The name Cartier needs no introduction. As one of the most influential and celebrated jewellery and watch brands of the last 100 years, it has always stood as a mark of luxury and desirability. Without taking away from its historical significance, I would say that when it comes to watches, Cartier has always been predominantly known as a ‘design’ brand rather than a pure watchmaking one, with stunningly iconic models such as the Tank, the Crash, and the Santos Dumont all seen as important due to how it looks. In fact, to this day, it is the beautiful and unconventional designs that attract collectors and allow it to hold a unique position in the watch brand hierarchy that no other possesses.
Among all of Cartier's designs that have achieved 'icon' status, one design that has particularly intrigued me is the Tonneau, a model that is not often talked about even within collector circles. The Cartier Tonneau holds a special place as one of the earliest watches crafted by Cartier in 1906, appearing just two years after the introduction of the Santos Dumont pilot watch. The term "Tonneau", which translates to ‘barrel’ in French, derives from the elongated and curved shape of the watch case. Interestingly, it gained recognition as a fashionable choice during the 1920s to 1930s, a period when most watches were heavily influenced by the Art Deco movement. Instead of adhering to the prevalent Art Deco design principles, Cartier conceived the Tonneau as a bold departure, challenging the conventional round shape of pocket watches at the time.
The example offered here today is no ordinary Tonneau though; this is the limited edition Cartier Privé Tonneau Skeleton Dual Time. Released as part of a 100-piece limited edition in platinum, it represents a contemporary interpretation of the classic Tonneau aesthetic which features an open-worked dial with a double fuseau (French for double time zone), a complication that has adorned various Cartier case styles throughout the years, including the Tank Cintree and Tank Louis.
While I've expressed my reservations about skeletonized dials in some of our previous listings, I must reiterate that Cartier's open-worked offerings hold a special place in my appreciation. There's a unique allure in Cartier's execution that never fails to captivate me. Take, for instance, the technically impressive movement here—the highly skeletonized manual-winding Cartier Cal. 9919 MC. Comprising a total of 197 parts and boasting a power reserve of 60 hours, this movement features two individual dials for the two time zones, indicated by two sets of blued-steel sword hands and sharing the same gear running train. Upon closer inspection through the open-worked dial, the impeccable finishing and beautiful decoration become evident. The bridges holding the Cal. 9919 MC in place are finely grained, and polished with chamfered edges. That said, what truly stands out here is how the architecture and construction of the Cal. 9919 MC mirrors the shape and curve of the tonneau case seamlessly. If such meticulous craftsmanship doesn't leave an impression, I'm not sure what will.

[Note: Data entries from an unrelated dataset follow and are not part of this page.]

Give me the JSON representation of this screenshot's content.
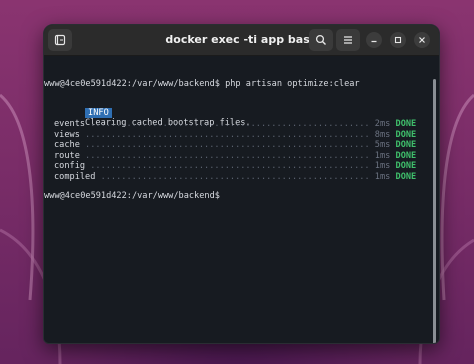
{
  "window": {
    "title": "docker exec -ti app bash"
  },
  "titlebar": {
    "new_tab_icon": "new-tab-icon",
    "search_icon": "search-icon",
    "menu_icon": "hamburger-menu-icon",
    "minimize_icon": "minimize-icon",
    "maximize_icon": "maximize-icon",
    "close_icon": "close-icon"
  },
  "terminal": {
    "prompt1": "www@4ce0e591d422:/var/www/backend$ php artisan optimize:clear",
    "info_badge": "INFO",
    "info_text": "Clearing cached bootstrap files.",
    "tasks": [
      {
        "name": "events",
        "dots": " ...................................................... ",
        "time": "2ms",
        "status": "DONE"
      },
      {
        "name": "views",
        "dots": " ....................................................... ",
        "time": "8ms",
        "status": "DONE"
      },
      {
        "name": "cache",
        "dots": " ....................................................... ",
        "time": "5ms",
        "status": "DONE"
      },
      {
        "name": "route",
        "dots": " ....................................................... ",
        "time": "1ms",
        "status": "DONE"
      },
      {
        "name": "config",
        "dots": " ...................................................... ",
        "time": "1ms",
        "status": "DONE"
      },
      {
        "name": "compiled",
        "dots": " .................................................... ",
        "time": "1ms",
        "status": "DONE"
      }
    ],
    "prompt2": "www@4ce0e591d422:/var/www/backend$"
  },
  "colors": {
    "info_badge_bg": "#2f6fb3",
    "done": "#3fbf6b",
    "terminal_bg": "#171b21",
    "titlebar_bg": "#2b2b2b"
  }
}
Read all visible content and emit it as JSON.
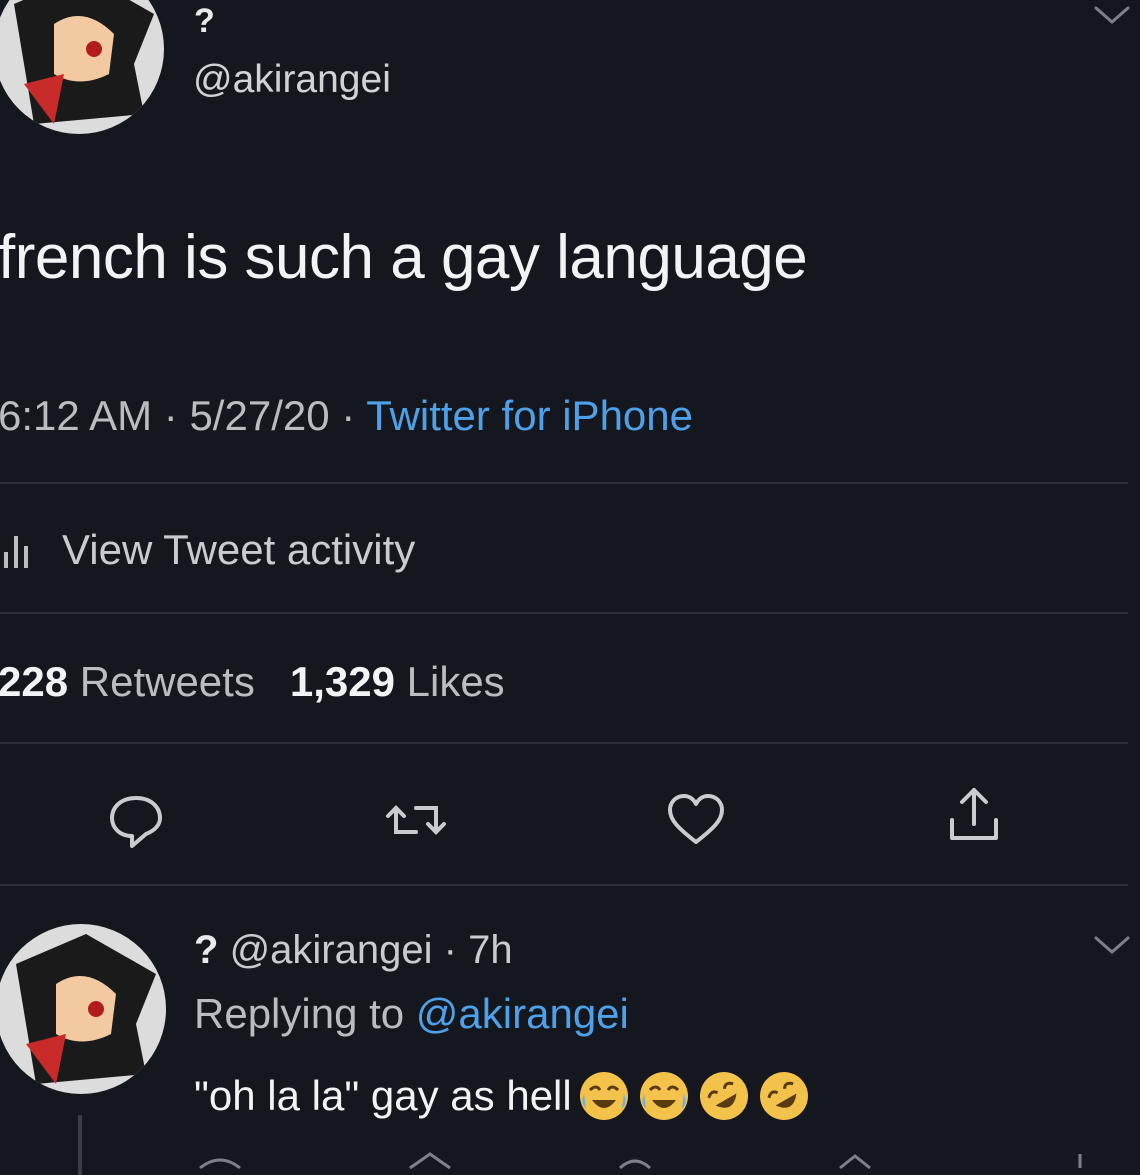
{
  "tweet": {
    "display_name": "?",
    "handle": "@akirangei",
    "text": "french is such a gay language",
    "time": "6:12 AM",
    "date": "5/27/20",
    "separator": "·",
    "source": "Twitter for iPhone",
    "activity_label": "View Tweet activity",
    "retweets_count": "228",
    "retweets_label": "Retweets",
    "likes_count": "1,329",
    "likes_label": "Likes"
  },
  "reply": {
    "display_name": "?",
    "handle": "@akirangei",
    "age": "7h",
    "separator": "·",
    "replying_label": "Replying to",
    "replying_to": "@akirangei",
    "text": "\"oh la la\" gay as hell",
    "emojis": [
      "crying-laughing-emoji",
      "crying-laughing-emoji",
      "rofl-emoji",
      "rofl-emoji"
    ]
  },
  "colors": {
    "background": "#15171e",
    "link_blue": "#4ea0e8",
    "text": "#f2f3f4",
    "muted": "#b9bcc0"
  }
}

With a platinum case measuring 29.8mm in diameter, 11.9mm in height (at the widest point), and 52.4mm lug to lug, the Tonneau Skeleton is finished very well, with contrasting brushed and polished surfaces that give the watch a very refined look as a whole. Completing the Tonneau Skeleton Dual Time’s platinum case are two blue sapphire crystal cabochons on the right side of the case, where the upper one functions as your regular winding crown while the lower one is actually a pusher which allows you to conveniently set the hour on the second dial below.
While this example deviates significantly from the classical aesthetic of the Tonneau, I firmly believe that this particular reinterpretation does justice to the original. It serves as a testament to the Tonneau's potential by showcasing what it could look like as a modern interpretation. Amidst Cartier's subsequent iconic designs postdating the Tonneau, both modern and vintage versions of the Tonneau remain unequivocally definitive for a Maison like Cartier. It exudes opulence, exclusivity, and a subtle air of mystery.